Step-by-step explanation:
When audited financial statements are included in a document containing other information, it is the auditor's responsibility to ensure that this other information is consistent with the financial statements. The correct approach for an auditor in this situation is to read the other information to determine that it is consistent with the audited financial statements.An auditor, when faced with non-financial information accompanying audited financial statements, is expected to employ critical thinking and analysis. The auditor does not perform detailed analytical procedures or substantive testing on this other information, unless it is related to information directly reflected in the financial statements. The aim is to identify any inconsistencies that may be present between the audited financial statements and the other information since such inconsistencies might raise concerns over the reliability of the financial statements.

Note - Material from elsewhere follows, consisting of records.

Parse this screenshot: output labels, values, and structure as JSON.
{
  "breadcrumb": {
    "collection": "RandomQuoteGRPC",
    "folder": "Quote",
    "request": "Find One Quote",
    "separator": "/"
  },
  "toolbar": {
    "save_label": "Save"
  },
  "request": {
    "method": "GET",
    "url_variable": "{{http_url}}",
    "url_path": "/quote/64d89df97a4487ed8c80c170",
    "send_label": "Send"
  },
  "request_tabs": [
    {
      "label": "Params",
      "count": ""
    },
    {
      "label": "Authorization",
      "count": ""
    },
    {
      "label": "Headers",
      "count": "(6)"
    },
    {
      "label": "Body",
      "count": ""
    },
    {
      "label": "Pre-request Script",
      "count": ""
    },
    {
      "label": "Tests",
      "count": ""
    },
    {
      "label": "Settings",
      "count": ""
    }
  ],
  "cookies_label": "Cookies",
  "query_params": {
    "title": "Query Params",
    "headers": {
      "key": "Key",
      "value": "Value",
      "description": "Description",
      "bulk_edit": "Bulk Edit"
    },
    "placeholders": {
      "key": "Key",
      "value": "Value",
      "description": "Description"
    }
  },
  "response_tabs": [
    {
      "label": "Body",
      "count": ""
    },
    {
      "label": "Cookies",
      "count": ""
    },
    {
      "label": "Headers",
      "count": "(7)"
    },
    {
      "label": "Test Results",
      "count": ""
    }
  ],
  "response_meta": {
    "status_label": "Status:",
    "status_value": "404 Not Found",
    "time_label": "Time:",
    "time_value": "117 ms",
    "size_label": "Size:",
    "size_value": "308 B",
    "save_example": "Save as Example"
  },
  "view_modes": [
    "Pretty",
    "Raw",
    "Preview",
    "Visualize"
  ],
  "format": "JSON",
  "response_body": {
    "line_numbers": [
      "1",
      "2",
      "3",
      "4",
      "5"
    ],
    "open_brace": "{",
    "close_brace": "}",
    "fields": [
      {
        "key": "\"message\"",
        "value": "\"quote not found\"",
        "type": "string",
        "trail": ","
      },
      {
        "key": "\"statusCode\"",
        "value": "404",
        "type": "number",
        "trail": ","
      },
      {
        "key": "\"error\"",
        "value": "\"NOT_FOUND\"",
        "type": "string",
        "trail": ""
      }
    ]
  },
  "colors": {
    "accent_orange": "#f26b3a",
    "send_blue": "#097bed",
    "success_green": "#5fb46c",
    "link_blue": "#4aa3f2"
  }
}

If discrepancies are identified, the auditor should discuss them with management and, if not resolved, this could lead to modifications in the auditor’s report.
A critical aspect in distinguishing fact from opinion is recognizing that an auditor relies on evidence. This means that assertions made in the financial statements can be verified and supported by documentation or other forms of evidence. An analytical report is indeed based on facts, and hence, auditors should distinguish between factual financial information and other narrative descriptions that are opinion-based or forward-looking.